Ben Cat is a town located in the north of Binh Duong province in the urban area of Ho Chi Minh City, 50 km north of Ho Chi Minh City. 

Ben Cat is a grade 3 urban area under Binh Duong province, with a total natural area of 234.35 km², a population of 355,663 people and a population density of 1,518 people/km² divided into 5 wards (Chanh Phu Hoa, Hoa Loi, Tan Dinh, Thoi Hoa, My Phuoc) and 3 communes (An Dien, An Tay, Phu An), My Phuoc ward is considered the cultural, economic and political center of Ben Cat town. 

Ben Cat town borders Bau Bang district to the north, Dau Tieng district to the west, Tan Uyen township and Phu Giao district to the east, Thu Dau Mot city and Cu Chi district of Ho Chi Minh city to the south. 

Ben Cat is in the transition zone from the Truong Son range in the north of the central highland to the southern plain, so the general topography of the whole town is relatively high from 30 to 35m above sea level in the north and lower to the south. In the south, the climate belongs to the tropical savanna region, there is little flooding and the average annual rainfall is about 1,500-2,500mm, the average monthly temperature is 32°C during the day and 23°C at night, the hottest month is 36 °C and the coldest month is 16°C. In mid-December, the town often has dense fog in the early morning and ends at 7-8am.

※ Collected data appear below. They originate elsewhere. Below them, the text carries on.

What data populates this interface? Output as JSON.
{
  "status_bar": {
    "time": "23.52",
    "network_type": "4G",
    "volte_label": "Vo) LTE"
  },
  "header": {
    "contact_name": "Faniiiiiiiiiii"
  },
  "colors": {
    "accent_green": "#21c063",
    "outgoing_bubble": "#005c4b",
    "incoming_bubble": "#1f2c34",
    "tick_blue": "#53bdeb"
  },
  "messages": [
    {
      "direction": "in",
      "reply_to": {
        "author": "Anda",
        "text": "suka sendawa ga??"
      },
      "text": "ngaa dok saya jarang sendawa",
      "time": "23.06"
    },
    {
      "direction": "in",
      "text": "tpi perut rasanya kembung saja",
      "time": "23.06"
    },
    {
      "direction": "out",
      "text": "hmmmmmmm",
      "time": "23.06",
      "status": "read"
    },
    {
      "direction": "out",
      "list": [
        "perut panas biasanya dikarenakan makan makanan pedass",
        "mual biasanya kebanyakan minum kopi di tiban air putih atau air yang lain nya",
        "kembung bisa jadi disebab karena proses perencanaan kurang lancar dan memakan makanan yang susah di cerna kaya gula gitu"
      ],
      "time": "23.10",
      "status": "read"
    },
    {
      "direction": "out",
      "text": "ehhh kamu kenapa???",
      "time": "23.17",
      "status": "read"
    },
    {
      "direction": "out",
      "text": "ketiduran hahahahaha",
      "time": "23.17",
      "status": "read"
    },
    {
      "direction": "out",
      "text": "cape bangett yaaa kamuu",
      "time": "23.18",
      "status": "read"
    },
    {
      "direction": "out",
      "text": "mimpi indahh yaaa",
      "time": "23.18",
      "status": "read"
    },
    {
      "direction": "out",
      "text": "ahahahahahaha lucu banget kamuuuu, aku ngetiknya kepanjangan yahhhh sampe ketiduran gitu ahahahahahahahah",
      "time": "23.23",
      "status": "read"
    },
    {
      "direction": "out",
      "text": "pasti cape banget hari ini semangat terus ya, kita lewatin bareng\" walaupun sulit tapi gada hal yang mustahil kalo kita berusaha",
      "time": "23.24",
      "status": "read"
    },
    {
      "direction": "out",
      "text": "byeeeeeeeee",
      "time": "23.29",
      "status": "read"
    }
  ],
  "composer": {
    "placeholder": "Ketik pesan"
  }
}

Ben Cat is considered the southern key economic region, the industrial capital of Binh Duong province. In the whole area of ​​Ben Cat town, there are many industrial parks built as models with complete infrastructure, built in the direction of focusing on environmental protection, creating a green and clean industrial park according to the model. Forming a modern industrial and urban city towards long-term and sustainable development in the north of Binh Duong province. 

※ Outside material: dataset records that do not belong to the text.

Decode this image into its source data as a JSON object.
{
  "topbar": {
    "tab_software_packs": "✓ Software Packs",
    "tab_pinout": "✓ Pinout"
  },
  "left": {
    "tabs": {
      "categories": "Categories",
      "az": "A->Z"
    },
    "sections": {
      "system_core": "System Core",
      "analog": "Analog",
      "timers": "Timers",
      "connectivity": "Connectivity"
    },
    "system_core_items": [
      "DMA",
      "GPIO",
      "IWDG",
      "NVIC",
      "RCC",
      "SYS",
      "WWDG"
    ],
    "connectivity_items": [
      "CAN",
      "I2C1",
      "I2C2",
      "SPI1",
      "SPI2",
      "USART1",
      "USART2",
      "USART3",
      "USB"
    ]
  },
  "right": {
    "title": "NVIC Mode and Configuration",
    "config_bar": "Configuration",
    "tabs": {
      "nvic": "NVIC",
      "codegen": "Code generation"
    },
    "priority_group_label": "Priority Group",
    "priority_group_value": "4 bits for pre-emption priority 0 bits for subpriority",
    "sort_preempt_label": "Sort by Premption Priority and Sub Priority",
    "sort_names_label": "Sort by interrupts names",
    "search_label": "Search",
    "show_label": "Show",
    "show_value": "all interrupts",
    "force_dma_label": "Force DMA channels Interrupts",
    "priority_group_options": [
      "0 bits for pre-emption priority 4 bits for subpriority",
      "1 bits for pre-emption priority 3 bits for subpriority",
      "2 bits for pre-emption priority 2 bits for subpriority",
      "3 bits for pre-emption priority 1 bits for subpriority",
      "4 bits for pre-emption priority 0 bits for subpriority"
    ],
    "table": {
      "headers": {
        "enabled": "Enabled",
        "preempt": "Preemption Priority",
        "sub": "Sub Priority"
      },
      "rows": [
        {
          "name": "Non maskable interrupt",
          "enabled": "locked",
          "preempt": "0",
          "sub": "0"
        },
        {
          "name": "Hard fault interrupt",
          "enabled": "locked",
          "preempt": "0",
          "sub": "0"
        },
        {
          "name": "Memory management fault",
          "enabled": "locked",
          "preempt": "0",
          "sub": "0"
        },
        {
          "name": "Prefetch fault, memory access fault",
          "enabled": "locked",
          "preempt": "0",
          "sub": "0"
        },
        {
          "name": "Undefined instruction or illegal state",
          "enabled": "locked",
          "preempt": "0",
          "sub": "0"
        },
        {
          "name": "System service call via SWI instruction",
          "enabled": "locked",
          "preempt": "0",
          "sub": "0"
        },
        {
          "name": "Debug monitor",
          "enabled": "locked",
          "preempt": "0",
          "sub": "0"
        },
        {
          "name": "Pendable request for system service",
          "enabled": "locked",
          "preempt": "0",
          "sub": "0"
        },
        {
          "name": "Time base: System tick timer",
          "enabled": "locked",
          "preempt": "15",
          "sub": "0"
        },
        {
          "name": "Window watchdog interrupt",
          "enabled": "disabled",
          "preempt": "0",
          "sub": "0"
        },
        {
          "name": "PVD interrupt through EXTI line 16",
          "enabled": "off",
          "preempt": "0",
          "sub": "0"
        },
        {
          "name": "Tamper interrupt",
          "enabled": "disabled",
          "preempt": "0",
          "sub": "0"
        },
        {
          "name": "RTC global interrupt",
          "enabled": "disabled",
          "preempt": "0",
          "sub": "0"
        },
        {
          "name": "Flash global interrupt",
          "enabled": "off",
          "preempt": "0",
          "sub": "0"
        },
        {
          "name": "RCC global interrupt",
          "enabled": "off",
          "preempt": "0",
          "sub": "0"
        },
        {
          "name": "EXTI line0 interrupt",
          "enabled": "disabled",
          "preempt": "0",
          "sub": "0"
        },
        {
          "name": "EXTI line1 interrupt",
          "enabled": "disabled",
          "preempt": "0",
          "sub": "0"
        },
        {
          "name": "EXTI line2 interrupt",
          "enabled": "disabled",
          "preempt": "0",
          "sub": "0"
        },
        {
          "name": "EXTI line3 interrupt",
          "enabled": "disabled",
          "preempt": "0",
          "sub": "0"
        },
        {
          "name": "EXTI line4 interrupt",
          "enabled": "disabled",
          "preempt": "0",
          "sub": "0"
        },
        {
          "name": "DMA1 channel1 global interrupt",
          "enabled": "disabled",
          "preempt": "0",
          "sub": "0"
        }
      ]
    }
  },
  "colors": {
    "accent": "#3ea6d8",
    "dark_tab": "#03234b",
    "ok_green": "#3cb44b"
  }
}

Currently, Ben Cat has many industrial parks, which have been deployed to phase 5 and have attracted 380 investment projects from 24 countries and territories with a total estimated capital of nearly 7.8 billion USD. Countries and territories with high investment rates in industrial parks are the United States, Taiwan, China, Korea, Japan, etc. Focusing on the following fields: electrical, electronic, mechanical industry manufacturing, food processing, wood industry and interior decoration, garment, supporting industries. The favorable geographical position has made industrial parks in Ben Cat an ideal place for investors to produce goods for domestic consumption as well as for export. Income per capita: 6,500 USD/year.